Or, force est de constater, à la lumière d’une brève recension des décisions rendues par le TAT depuis juin 2019[5], que l’obligation de faire des démarches significatives pour maintenir le lien d’emploi – laquelle fait pourtant l’objet d’une dissension historique au sein du TAT quant à l’étendue de sa compétence pour l’évaluer[6] – est de plus en plus présente, voire communément discutée, dans les motifs décisionnels émanant de cet organisme en matière de licenciement allégué.

Loin d’y voir une entrave à l’exercice légitime de leur droit de gérance en matière de licenciement, les employeurs ont dès lors au contraire tout intérêt à internaliser cette obligation de moyens dans la gestion de leurs ressources humaines. En empruntant cette marche à suivre, désormais clairement balisée par le TAT, ils seront en effet à même de mieux rationaliser a priori la suffisance et la justesse de leurs démarches de licenciement. Et ils réduiront ainsi d’autant le risque que le TAT décèle l’existence d’une situation où ces « licenciements » camoufleraient en réalité un prétexte pour se « débarrasser » d’une personne salariée. Comme quoi, en contexte pandémique comme en droit du travail, la prévention demeure, encore et toujours, la plus opportune et optimale des stratégies!

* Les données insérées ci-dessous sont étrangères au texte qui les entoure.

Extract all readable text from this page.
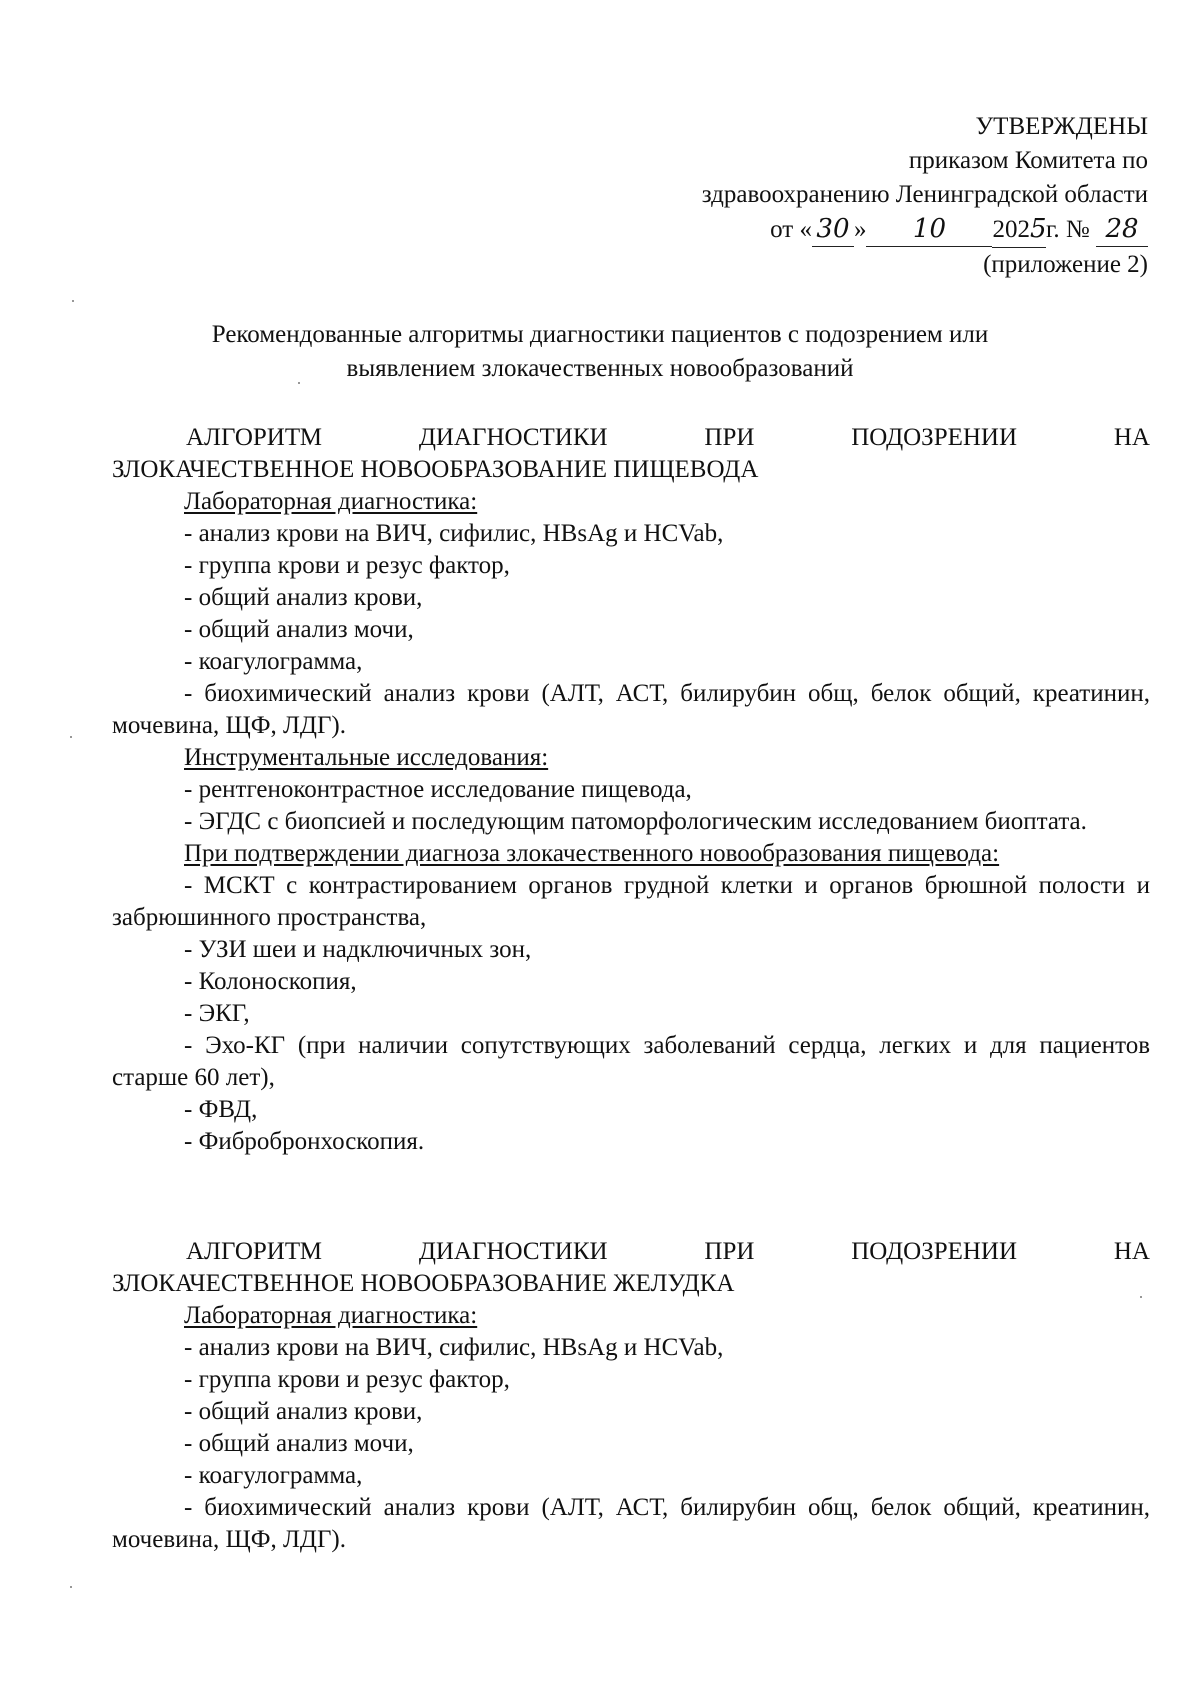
УТВЕРЖДЕНЫ
приказом Комитета по
здравоохранению Ленинградской области
от « 30 » 10 2025г. № 28
(приложение 2)
Рекомендованные алгоритмы диагностики пациентов с подозрением или
выявлением злокачественных новообразований
АЛГОРИТМ	ДИАГНОСТИКИ	ПРИ	ПОДОЗРЕНИИ	НА
ЗЛОКАЧЕСТВЕННОЕ НОВООБРАЗОВАНИЕ ПИЩЕВОДА

Лабораторная диагностика:

- анализ крови на ВИЧ, сифилис, HBsAg и HCVab,

- группа крови и резус фактор,

- общий анализ крови,

- общий анализ мочи,

- коагулограмма,

- биохимический анализ крови (АЛТ, АСТ, билирубин общ, белок общий, креатинин, мочевина, ЩФ, ЛДГ).

Инструментальные исследования:

- рентгеноконтрастное исследование пищевода,

- ЭГДС с биопсией и последующим патоморфологическим исследованием биоптата.

При подтверждении диагноза злокачественного новообразования пищевода:

- МСКТ с контрастированием органов грудной клетки и органов брюшной полости и забрюшинного пространства,

- УЗИ шеи и надключичных зон,

- Колоноскопия,

- ЭКГ,

- Эхо-КГ (при наличии сопутствующих заболеваний сердца, легких и для пациентов старше 60 лет),

- ФВД,

- Фибробронхоскопия.

АЛГОРИТМ	ДИАГНОСТИКИ	ПРИ	ПОДОЗРЕНИИ	НА
ЗЛОКАЧЕСТВЕННОЕ НОВООБРАЗОВАНИЕ ЖЕЛУДКА

Лабораторная диагностика:

- анализ крови на ВИЧ, сифилис, HBsAg и HCVab,

- группа крови и резус фактор,

- общий анализ крови,

- общий анализ мочи,

- коагулограмма,

- биохимический анализ крови (АЛТ, АСТ, билирубин общ, белок общий, креатинин, мочевина, ЩФ, ЛДГ).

Me Martin Langlois, Pineault Avocats / CNESST (Volet Normes du travail)

Source :

Source : VigieRT, octobre 2020.

1 Hugo Pilon-Larose, « Télétravail : Québec veut revoir ses lois de fond en comble », un article paru dans l’édition du 7 septembre 2020 du journal La Presse. https://www.lapresse.ca/actualites/politique/2020-09-07/teletravail-quebec-veut-revoir-ses-lois-de-fond-en-comble.php.
2 1997 CSC 287.
3 2019 QCTAT 2714.
4 Ibid., para 86. (Mise en page originale reproduite).
5 Voir, par exemple : 2020 QCTAT 1312; 2020 QCTAT 975; 2020 QCTAT 458; 2019 QCTAT 5692 et 2019 QCTAT 3683.
6 Relativement à cette dissension interne, si elle en venait à persister, soulignons au passage qu’il pourrait s’agir là d’un cas de dérogation à la présomption simple édictée par le nouvel arrêt de principe de la Cour suprême du Canada (2019 CSC 65) à l’égard de l’application de la norme de contrôle de la décision raisonnable pour les décisions d’organismes administratifs. Les impacts potentiels de cette décision en droit du travail, aux vastes ramifications, pourraient d’ailleurs faire l’objet d’un article en soi…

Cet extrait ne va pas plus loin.